CSIRO and Larissa Bright Australia have created sunscreen filters that mimic coral’s natural sun protection
Australia’s national science agency, The Commonwealth Scientific and Industrial Research Organisation (CSIRO) and skin care company Larissa Bright Australia have developed a UVA/UVB sunscreen said to mimic the natural sun protection used by corals on the Great Barrier Reef.
CSIRO scientists spent two years adapting the coral’s sunscreen code so that it could safely be used as an ingredient in human sunscreen; the coral’s sunscreen was then improved to create a suite of 48 new sunscreen filters. According to the agency, the filters are resistant to both UVA and UVB rays and are clear and colourless.
The research builds on work by scientists at the Australian Institute of Marine Science (AIMS). Larissa Bright Australia, in partnership with AIMS, studied the results of over 20 years of AIMS research into the UV protection mechanisms employed by shallow water corals before approaching CSIRO.

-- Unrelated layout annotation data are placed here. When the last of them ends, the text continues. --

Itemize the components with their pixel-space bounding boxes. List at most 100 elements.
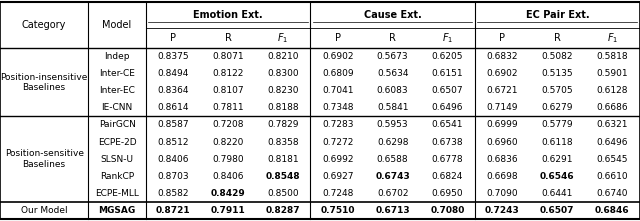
- Text: Our Model: Our Model: [21, 206, 67, 215]
- Text: 0.7272: 0.7272: [322, 137, 353, 147]
- Text: 0.8375: 0.8375: [157, 52, 189, 61]
- Text: 0.7510: 0.7510: [321, 206, 355, 215]
- Text: 0.5841: 0.5841: [377, 103, 408, 112]
- Text: 0.6441: 0.6441: [541, 189, 573, 198]
- Text: 0.6950: 0.6950: [431, 189, 463, 198]
- Text: 0.8406: 0.8406: [157, 155, 189, 164]
- Text: 0.8582: 0.8582: [157, 189, 189, 198]
- Text: SLSN-U: SLSN-U: [100, 155, 134, 164]
- Text: 0.8220: 0.8220: [212, 137, 244, 147]
- Text: 0.6205: 0.6205: [432, 52, 463, 61]
- Text: 0.6743: 0.6743: [375, 172, 410, 181]
- Text: 0.7283: 0.7283: [322, 120, 353, 130]
- Text: 0.5705: 0.5705: [541, 86, 573, 95]
- Text: Inter-EC: Inter-EC: [99, 86, 135, 95]
- Text: 0.7090: 0.7090: [486, 189, 518, 198]
- Text: 0.6588: 0.6588: [377, 155, 408, 164]
- Text: 0.8364: 0.8364: [157, 86, 189, 95]
- Text: 0.8107: 0.8107: [212, 86, 244, 95]
- Text: 0.6610: 0.6610: [596, 172, 628, 181]
- Text: 0.6151: 0.6151: [431, 69, 463, 78]
- Text: 0.8703: 0.8703: [157, 172, 189, 181]
- Text: Position-insensitive
Baselines: Position-insensitive Baselines: [1, 73, 88, 92]
- Text: ECPE-2D: ECPE-2D: [98, 137, 136, 147]
- Text: 0.5779: 0.5779: [541, 120, 573, 130]
- Text: 0.6738: 0.6738: [431, 137, 463, 147]
- Text: 0.7248: 0.7248: [322, 189, 353, 198]
- Text: 0.6507: 0.6507: [431, 86, 463, 95]
- Text: Cause Ext.: Cause Ext.: [364, 10, 422, 20]
- Text: MGSAG: MGSAG: [99, 206, 136, 215]
- Text: 0.6836: 0.6836: [486, 155, 518, 164]
- Text: P: P: [170, 33, 177, 43]
- Text: EC Pair Ext.: EC Pair Ext.: [525, 10, 589, 20]
- Text: 0.6291: 0.6291: [541, 155, 573, 164]
- Text: IE-CNN: IE-CNN: [102, 103, 132, 112]
- Text: 0.6702: 0.6702: [377, 189, 408, 198]
- Text: ECPE-MLL: ECPE-MLL: [95, 189, 139, 198]
- Text: 0.5082: 0.5082: [541, 52, 573, 61]
- Text: 0.6902: 0.6902: [322, 52, 353, 61]
- Text: 0.7829: 0.7829: [268, 120, 299, 130]
- Text: R: R: [389, 33, 396, 43]
- Text: P: P: [335, 33, 341, 43]
- Text: Indep: Indep: [104, 52, 130, 61]
- Text: 0.5901: 0.5901: [596, 69, 628, 78]
- Text: 0.8300: 0.8300: [267, 69, 299, 78]
- Text: 0.6496: 0.6496: [432, 103, 463, 112]
- Text: 0.5634: 0.5634: [377, 69, 408, 78]
- Text: $F_1$: $F_1$: [607, 31, 618, 45]
- Text: R: R: [225, 33, 232, 43]
- Text: 0.5673: 0.5673: [377, 52, 408, 61]
- Text: 0.6902: 0.6902: [486, 69, 518, 78]
- Text: R: R: [554, 33, 561, 43]
- Text: 0.6809: 0.6809: [322, 69, 354, 78]
- Text: 0.7911: 0.7911: [211, 206, 246, 215]
- Text: 0.6778: 0.6778: [431, 155, 463, 164]
- Text: 0.8512: 0.8512: [157, 137, 189, 147]
- Text: 0.6279: 0.6279: [541, 103, 573, 112]
- Text: 0.5135: 0.5135: [541, 69, 573, 78]
- Text: 0.6740: 0.6740: [596, 189, 628, 198]
- Text: 0.6927: 0.6927: [322, 172, 353, 181]
- Text: 0.6298: 0.6298: [377, 137, 408, 147]
- Text: 0.8406: 0.8406: [212, 172, 244, 181]
- Text: Category: Category: [22, 20, 67, 30]
- Text: 0.8721: 0.8721: [156, 206, 191, 215]
- Text: 0.7080: 0.7080: [430, 206, 465, 215]
- Text: 0.6128: 0.6128: [596, 86, 628, 95]
- Text: 0.7149: 0.7149: [486, 103, 518, 112]
- Text: Position-sensitive
Baselines: Position-sensitive Baselines: [4, 149, 84, 169]
- Text: 0.8500: 0.8500: [267, 189, 299, 198]
- Text: 0.6992: 0.6992: [322, 155, 353, 164]
- Text: 0.8188: 0.8188: [267, 103, 299, 112]
- Text: 0.6713: 0.6713: [375, 206, 410, 215]
- Text: 0.7348: 0.7348: [322, 103, 353, 112]
- Text: 0.8287: 0.8287: [266, 206, 300, 215]
- Text: 0.5953: 0.5953: [377, 120, 408, 130]
- Text: 0.6999: 0.6999: [486, 120, 518, 130]
- Text: RankCP: RankCP: [100, 172, 134, 181]
- Text: 0.8230: 0.8230: [268, 86, 299, 95]
- Text: Model: Model: [102, 20, 132, 30]
- Text: 0.6721: 0.6721: [486, 86, 518, 95]
- Text: Emotion Ext.: Emotion Ext.: [193, 10, 263, 20]
- Text: 0.6960: 0.6960: [486, 137, 518, 147]
- Text: 0.8071: 0.8071: [212, 52, 244, 61]
- Text: 0.6083: 0.6083: [377, 86, 408, 95]
- Text: 0.8181: 0.8181: [267, 155, 299, 164]
- Text: 0.6546: 0.6546: [540, 172, 575, 181]
- Text: 0.8122: 0.8122: [212, 69, 244, 78]
- Text: 0.6507: 0.6507: [540, 206, 574, 215]
- Text: 0.6321: 0.6321: [596, 120, 628, 130]
- Text: 0.6686: 0.6686: [596, 103, 628, 112]
- Text: 0.7243: 0.7243: [485, 206, 520, 215]
- Text: $F_1$: $F_1$: [277, 31, 289, 45]
- Text: 0.6118: 0.6118: [541, 137, 573, 147]
- Text: PairGCN: PairGCN: [99, 120, 136, 130]
- Text: 0.6824: 0.6824: [432, 172, 463, 181]
- Text: 0.6545: 0.6545: [596, 155, 628, 164]
- Text: 0.6832: 0.6832: [486, 52, 518, 61]
- Text: 0.8587: 0.8587: [157, 120, 189, 130]
- Text: $F_1$: $F_1$: [442, 31, 453, 45]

CSIRO Research Scientist Dr Mark York, who led the research project in conjunction with Senior Research Scientist Dr Jack Ryan, said: “The molecular make up of the coral’s natural sunscreen filter was quite complex, but the real challenge was modifying it so that it was resistant to both UVA and UVB radiation in one molecule, which is what makes these filters so unique.”
“We wanted to find a way to convert this natural method of coping with exposure to the intensive UV rays from Queensland’s sunshine into a safe and effective sunscreen for human use,” added Larissa Bright, Company Director of Larissa Bright Australia. “We feel these filters will set a new standard in broad spectrum sunscreen. They mimic the natural sunscreen coral has developed and used over millions of years.”
The broad spectrum coral sunscreen filters are expected to be available in consumer products globally within five years.